Observational Blog 7: Survey Results

This week’s homework was creating a survey and dispersing it out to our friends and family. I have realized that even though I thought the questions I asked were simple and self-explanatory, the responses I have received have shown me that I could have been a little clearer. I did not realize it when I wrote the questions and made the multiple choice answers that my questions were unclear. From the responses I received I realized should have reworded a few questions and added another sentence for clarification. A true or false question I used was “The canals are still used today.” Several people responded, “True, but not for their original purpose.” I realized I should have made that clear in the statement. I also found out that the source I used online to base my questions off of turned out to have wrong information. I was lucky though because the two questions still had the correct answer in the other choices. I also made a few errors on the survey I sent to my first group. Due to an error on the computer, it sent the survey before I could fix it. This could have caused confusion on one of the questions on my survey.
I sent my survey out to 44 people and I have received fourteen responses. Eight were female and six were male. I have to wonder why only fourteen people responded to my survey. Nina Simon claims institutions need to ask questions about its visitors that participate in the activities, “If participation is voluntary, what is the profile of the visitors who choose to participate actively? What is the profile of the visitors who choose not to participate,” (309). The majority of people that I sent my survey to are between the ages of 19-25.
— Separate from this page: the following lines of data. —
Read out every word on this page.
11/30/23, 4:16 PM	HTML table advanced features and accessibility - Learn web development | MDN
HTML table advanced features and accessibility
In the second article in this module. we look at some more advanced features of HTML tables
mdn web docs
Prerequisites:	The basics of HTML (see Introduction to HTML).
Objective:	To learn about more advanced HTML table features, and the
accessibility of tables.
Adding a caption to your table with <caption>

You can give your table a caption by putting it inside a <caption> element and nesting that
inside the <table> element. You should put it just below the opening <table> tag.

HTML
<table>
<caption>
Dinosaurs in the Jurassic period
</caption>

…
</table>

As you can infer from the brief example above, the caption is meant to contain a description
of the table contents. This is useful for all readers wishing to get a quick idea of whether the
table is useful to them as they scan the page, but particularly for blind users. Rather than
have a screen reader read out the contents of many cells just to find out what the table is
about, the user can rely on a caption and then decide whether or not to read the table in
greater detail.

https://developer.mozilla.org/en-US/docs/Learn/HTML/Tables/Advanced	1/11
The profiles of the majority of my group were college students. Many have jobs, participate in clubs, and have homework like everyone else. There are many factors as to why many people did not respond to my survey. They may have intended to but decided to do it later. Many people do not like surveys and won’t take them even if they are for a friend or acquaintance. People may not have had time or genuinely did not want to take the survey. I realized after reading several responses to the survey how clear one has to be in order to obtain the results desired. I am confident in the future I will be able to create a clearer survey.